I know what this job takes,” she said, “and I know that I no longer have enough in the tank to do it justice. It’s that simple.” Her resignation takes effect in a few short weeks, on 7 February. And, she will even give up her local electorate seat in early April.
When she does, it will have been just over five years since the terror attack, and just over three since COVID lockdowns began. I cannot imagine how hard it has been to be the leader of this country in that time, as well as a first-time parent. I’ve been tired – crushingly, despairing tired – many times over in those five years, and I don’t have a fraction of the weight on my shoulders that she does. I’ve also wanted to retreat from public view after seeing the words some internet trolls had to say about me and my daughter – and I’m not a public figure who has to worry about her safety.

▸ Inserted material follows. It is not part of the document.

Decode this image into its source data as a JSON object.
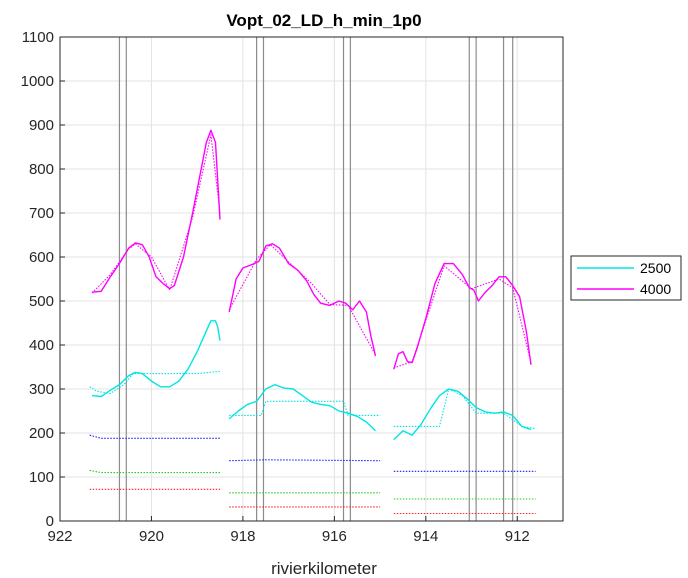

I might have found some fault with Jacinda Ardern over the past few years, but there is no question in my mind that my life is better because she has been a part of it. PM Ardern is synonymous with our life in New Zealand to date, and in some small way I believed that I would live my whole life with her as our leader – one I could dissent with in kindness and without an overwhelming fear for the future of my new country.
I already have creeping anxieties about what the future will hold for us, but for the moment I am trying to hold them aside to be thankful for what we’ve had – and still have for another few weeks.